Saturday, August 15, 2009

Woodstock as Facebook

I had not seen my first birthday when Woodstock started forty years ago today. However, that 1969 music festival's shadow has extended to my generation. For us, Live Aid (1985) was like our Woodstock. Granted, only people in London and Philadelphia got to see the concerts in person but millions of us around the world gave up a day to plop in front of a television and watch act after act. It was fantastic even though my dad asked for (and was given) the keys to my 1973 Dodge Dart. He was mad at me but he got over it. I got my keys back, .

As the fortieth anniversary of Woodstock occurs today, Saturday, 15 August, we will all be inundated with tributes and remembrances. A good one appeared in last Sunday’s New York Times. “Moment of Muddy Grace - The Enduring Appeal of Woodstock,” by JohnParales , is one man’s thoughts on attending the concert back in 1969 and what Woodstock has meant in the decades since. The Times also has slide shows andpodcasts. Check’em out if you’ve got a mind to.

One particular passage in Parales’ story is this quote:
When the hippie subculture surfaced en masse at Woodstock, two years after the Summer of Love, it was still largely self-invented and isolated. There were pockets of freaks in cities and handfuls of them in smaller towns, nearly all feeling like outsiders. For many people at the festival, just seeing and joining that gigantic crowd was more of a revelation than anything that happened onstage. It proved that they were not some negligible minority but members of a larger culture — or, to use that sweetly dated term, a counterculture.
As I write this post, I'm watching the "Woodstock" movie (1970) for the first time. It's a little surreal to see scenes I've heard about for years. In the segment juxtaposing the skinny dipping youth and the angry older generation, a young girl swimming echoes the same sentiments. "You realize you're not the only one in your city doing the same things," she says.

I’m old enough to remember the days when Entertainment Tonight and Rolling Stone were the only outlets for news about music and events. On the book publicity front, a few additional outlets existed--newspaper book reviews primarily--but not many. Word-of-mouth was the primary communication means: one guy loans another his new album featuring a new band; a gal loans her friend a book by a new, favorite author; new movies were foretold by trailers in movie theaters. One by one, groups formed and, even amid these various groups, longed a question: are we alone?

Parales’ comment about Woodstock is so simple it’s meaning is easy to miss. Woodstock was like a giant Facebook fan page. For the kids who thought they were alone in their musical and cultural tastes could point to Woodstock and say, “Yeah, I’m part of that.” The movie acted as further evidence. The youth and the older generation could watch what went on in New York forty years ago this weekend and learn from it. The youth could get some affirmation that they were not alone. The older generation could look upon it and, possibly, realize it ain't all bad. The presence of Woodstock must have been like a ton of bricks coming off common shoulders.

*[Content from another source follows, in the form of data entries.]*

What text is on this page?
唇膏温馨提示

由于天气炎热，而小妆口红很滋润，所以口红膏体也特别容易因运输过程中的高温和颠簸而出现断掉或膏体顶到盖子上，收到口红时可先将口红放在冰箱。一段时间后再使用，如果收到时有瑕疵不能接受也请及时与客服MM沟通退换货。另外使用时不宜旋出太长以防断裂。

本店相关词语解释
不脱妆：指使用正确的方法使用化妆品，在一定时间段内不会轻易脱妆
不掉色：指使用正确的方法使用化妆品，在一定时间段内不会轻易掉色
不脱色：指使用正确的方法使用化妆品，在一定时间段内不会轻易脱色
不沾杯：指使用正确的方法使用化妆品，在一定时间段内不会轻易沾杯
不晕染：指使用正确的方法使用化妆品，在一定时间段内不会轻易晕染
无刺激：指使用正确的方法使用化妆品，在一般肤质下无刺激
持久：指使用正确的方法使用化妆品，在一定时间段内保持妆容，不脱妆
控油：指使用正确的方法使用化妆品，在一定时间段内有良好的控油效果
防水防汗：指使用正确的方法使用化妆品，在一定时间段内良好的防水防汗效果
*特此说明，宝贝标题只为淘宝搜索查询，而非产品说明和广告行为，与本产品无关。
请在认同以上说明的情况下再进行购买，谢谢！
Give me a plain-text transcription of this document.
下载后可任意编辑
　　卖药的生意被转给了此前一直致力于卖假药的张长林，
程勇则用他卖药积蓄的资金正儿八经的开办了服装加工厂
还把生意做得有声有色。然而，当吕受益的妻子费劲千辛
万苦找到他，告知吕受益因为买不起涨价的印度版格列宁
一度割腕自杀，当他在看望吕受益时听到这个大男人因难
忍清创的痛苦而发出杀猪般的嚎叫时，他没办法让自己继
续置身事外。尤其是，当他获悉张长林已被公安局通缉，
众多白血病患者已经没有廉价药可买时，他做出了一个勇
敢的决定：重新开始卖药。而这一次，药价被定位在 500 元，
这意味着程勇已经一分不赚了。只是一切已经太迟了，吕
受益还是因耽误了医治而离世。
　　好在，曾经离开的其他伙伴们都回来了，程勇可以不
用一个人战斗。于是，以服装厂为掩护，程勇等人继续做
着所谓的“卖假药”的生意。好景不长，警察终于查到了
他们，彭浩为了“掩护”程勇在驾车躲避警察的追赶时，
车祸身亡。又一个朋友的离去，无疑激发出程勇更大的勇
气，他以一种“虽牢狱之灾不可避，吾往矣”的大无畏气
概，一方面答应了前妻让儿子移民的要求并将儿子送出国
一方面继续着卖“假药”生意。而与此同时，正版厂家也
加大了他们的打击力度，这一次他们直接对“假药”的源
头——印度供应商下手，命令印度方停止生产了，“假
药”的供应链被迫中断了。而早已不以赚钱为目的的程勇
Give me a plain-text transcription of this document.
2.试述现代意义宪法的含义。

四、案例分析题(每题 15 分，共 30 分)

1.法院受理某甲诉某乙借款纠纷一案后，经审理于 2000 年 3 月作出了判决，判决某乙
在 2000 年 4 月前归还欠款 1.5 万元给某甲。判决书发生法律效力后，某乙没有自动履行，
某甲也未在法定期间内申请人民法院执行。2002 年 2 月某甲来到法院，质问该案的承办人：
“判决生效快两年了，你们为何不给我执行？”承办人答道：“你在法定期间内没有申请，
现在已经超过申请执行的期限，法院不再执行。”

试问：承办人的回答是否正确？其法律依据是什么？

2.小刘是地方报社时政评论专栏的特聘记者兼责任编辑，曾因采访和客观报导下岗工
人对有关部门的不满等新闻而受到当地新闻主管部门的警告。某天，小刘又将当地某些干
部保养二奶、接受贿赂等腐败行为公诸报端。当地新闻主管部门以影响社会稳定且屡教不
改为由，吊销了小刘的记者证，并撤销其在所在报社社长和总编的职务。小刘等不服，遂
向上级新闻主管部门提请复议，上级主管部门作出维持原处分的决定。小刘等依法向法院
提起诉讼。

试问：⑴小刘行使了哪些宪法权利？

The Internet has fundamentally altered the landscape. Crime fiction fans or devoted followers of a particular band's music merely have to log on and discover a place on the Internet to find folks who like the same things. We have Facebook where anyone can make a fan site for any sub-sub-sub genre they like: quilters who love jazz; cat fanatics who love math; or any political sub-group you can think of. Loners and other kids (and adults, too) on the fringes of society have a place to commune with others. We know we can find solace online with other like-minded individuals. It’s reassuring if not still isolating. And we can still be naked, at home, if we want to be.

Woodstock as Facebook. I don’t think it’s that far of a stretch. Do you?

3 comments:

pattinase (abbott) said...

My memory of Woodstock. We were at the beach in New Jersey with my parents. They got a call that my brother had been arrested in Woodstock because some grass had been found in the glove compartment of their borrowed car. He was seventeen. He and his two friends spent the night in jail. This is really his Woodstock story, I guess.
This little incident haunted him for years.

Steve Weddle said...

The idea of Woodstock as community gathering place vs Facebook is interesting.

I wonder about the personal nature of the interactions.

If someone makes some comments on, say, the Nipsey Russell fanpage, I can comment or message that person. You can splinter off into sub-groups within that larger sub-group. At some level, it's a matter of selecting a more and more narrow classification for yourself, I suppose.

Woodstockers who like Country Joe and Hendrix, over this way.

Facebook has a groovy little ability to show friends and pages you have in common with someone else. How much easier than actually chatting someone up.

That you can find other folks on the Facebooks who likes Murakami AND Richard Stark fascinates me. And Facebook is less muddy than Woodstock. Also, it's less dirty than the Twitters, especially considering all the pr0n-bots who keep following me.

Charles Gramlich said...

the 60s didn't hit Arkansas until the mid 70s and by that time I wasn't into it. Never did learn much about it.